女共の態度が露骨すぎてムカつき通り越して呆れた。道中もマジで視線が痛かッた。
美形は人生イージーモードか爆死しろとか思ッてたけど、いいコトばッかじゃねーのかも。
美形と言えば、ちょッと前に渋谷で偶然見かけたグラビア・アイドル、カワイかッたなァ…。乳もスッゲかッた。あのコもオフの時にジロジロ見られるのはアレだッたのか?だとしたら悪いコトしたかも。まァ許可無しで撮影する奴らよかマシだッたと思うけど。
…現実逃避はこのくらいにしておこう。もうすぐ着いちまうな、マジで俺ンち来ンのか?転校生。

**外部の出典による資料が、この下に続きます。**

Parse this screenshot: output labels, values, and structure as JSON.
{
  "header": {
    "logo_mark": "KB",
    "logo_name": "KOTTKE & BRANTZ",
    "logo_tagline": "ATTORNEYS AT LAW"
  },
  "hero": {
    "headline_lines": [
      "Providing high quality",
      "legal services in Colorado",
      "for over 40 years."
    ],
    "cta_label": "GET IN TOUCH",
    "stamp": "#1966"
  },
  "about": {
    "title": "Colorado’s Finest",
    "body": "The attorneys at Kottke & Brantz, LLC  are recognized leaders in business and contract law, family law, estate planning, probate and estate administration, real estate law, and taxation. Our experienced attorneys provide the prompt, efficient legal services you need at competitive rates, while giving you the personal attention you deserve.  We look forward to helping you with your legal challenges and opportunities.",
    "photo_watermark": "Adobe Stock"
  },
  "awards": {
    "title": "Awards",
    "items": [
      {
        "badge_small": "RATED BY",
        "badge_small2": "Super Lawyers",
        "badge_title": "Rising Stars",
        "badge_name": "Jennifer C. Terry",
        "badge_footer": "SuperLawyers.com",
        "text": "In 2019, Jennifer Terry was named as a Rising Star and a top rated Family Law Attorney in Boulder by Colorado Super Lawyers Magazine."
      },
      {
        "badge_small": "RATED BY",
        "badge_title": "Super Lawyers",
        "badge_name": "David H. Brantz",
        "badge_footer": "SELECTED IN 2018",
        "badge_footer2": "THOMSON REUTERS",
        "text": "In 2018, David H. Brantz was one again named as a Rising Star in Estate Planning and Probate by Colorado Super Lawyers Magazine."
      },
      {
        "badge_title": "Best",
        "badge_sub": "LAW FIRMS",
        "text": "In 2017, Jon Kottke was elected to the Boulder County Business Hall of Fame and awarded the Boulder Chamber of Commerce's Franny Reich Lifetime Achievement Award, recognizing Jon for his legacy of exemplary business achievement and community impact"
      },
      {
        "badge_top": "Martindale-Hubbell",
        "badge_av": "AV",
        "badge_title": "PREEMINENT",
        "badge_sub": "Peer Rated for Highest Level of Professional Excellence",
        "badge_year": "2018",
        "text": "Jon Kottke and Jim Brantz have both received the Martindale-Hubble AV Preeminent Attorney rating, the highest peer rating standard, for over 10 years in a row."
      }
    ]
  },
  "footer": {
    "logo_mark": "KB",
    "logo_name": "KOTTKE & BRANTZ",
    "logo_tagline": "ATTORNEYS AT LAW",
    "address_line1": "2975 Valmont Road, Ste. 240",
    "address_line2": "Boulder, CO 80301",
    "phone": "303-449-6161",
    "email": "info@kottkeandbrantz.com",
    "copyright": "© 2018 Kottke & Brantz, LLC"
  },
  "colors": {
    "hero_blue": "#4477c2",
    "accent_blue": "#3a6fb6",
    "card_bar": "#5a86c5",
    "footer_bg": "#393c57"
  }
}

なンかメンド―になッてきたなァ安請け合いすンじゃなかッた。
視線を向けると目が合う。
なンでガン見してンだーッ!
…なンなのコイツ。
… … …
「どーする?何もねーけど」
ウチに到着したので訊いてみた。
転校生こと和泉は俺の部屋を無言で見回している。そンな珍しーものねーだろ。…なンだ?
何か探してる?
「あれ…使えんのか?」
「ああ、コンピューター?インターネットでもやる?」
何だネットやりたかッたのか。別にいーけど茶は出さねーぞ。
♪デッデケデデッデデデデッ デデデデッデッデケデデッ♪
パクッ ピッ
和泉が椅子に座ッてOSをたちあげてる最中、メールが来た。
帰宅してすぐ送ッたメールの答えだろう。
“了解。今日の御裾分けは部屋へ持って行く”
佐藤からだ。今日も何かくれるらしい。ラッキー。食費が浮いて助かる。
このまえ冗談で鰻をリクエストしたら微妙な顔されたけど(笑)さすがにタダ飯で要求する食材じゃねーッて。
コンッコンッコンッ
返信しケータイを仕舞うと間髪いれずノック音が聞こえた。えッ外に居たの?
=========
“転校生が俺んち来てる。なんで今日はコンビニ行かねーかも”
うん、知ってる~。
近所のコンビニでブツを渡すことが多いからか来たメールだ。催促か?
仏像星人狩りのちょっと前から始めた援助だが、玄野は可哀想なことにならなかったし、
やめよ―かなぁ。
「佐藤?あれ?」
ドアをノックし待っていると茶髪が出てきた。
通路を見回す玄野。近くで突っ立つ小島に気付かずドアノブにかかった袋を開く。
「おー。…うなぎだ」
タッパーの中身を確認し唖然とする玄野。
なんだそのリアクション。リクエストから一週間ほど遅れたが、お望みの鰻ちゃんだぞ、
もっと喜べ。
「…冗談だったのに」
…。
冗談かよ、ならその時に言え(怒)。
そしたら鰻じゃなくて鰯にしたのに。生姜煮とか南蛮漬けとかハンバーグとか炊き込みとか…
小島母に素材を強請り調理した私の労力を返せ。私の偏食を怪しまれないよう小島両親分は昼用弁当にしたから睡眠時間を削ったし。
一般的な蒲焼同様焦げてるけど全部食えよ。そっちの水筒(すまし汁)もな。
…んじゃ、お邪魔しまーす。
私は玄野とドアの隙間に滑り込む。こんなとき小柄は便利。
ガチャーン
透明人間の侵入に気付かず彼はドアを閉めた。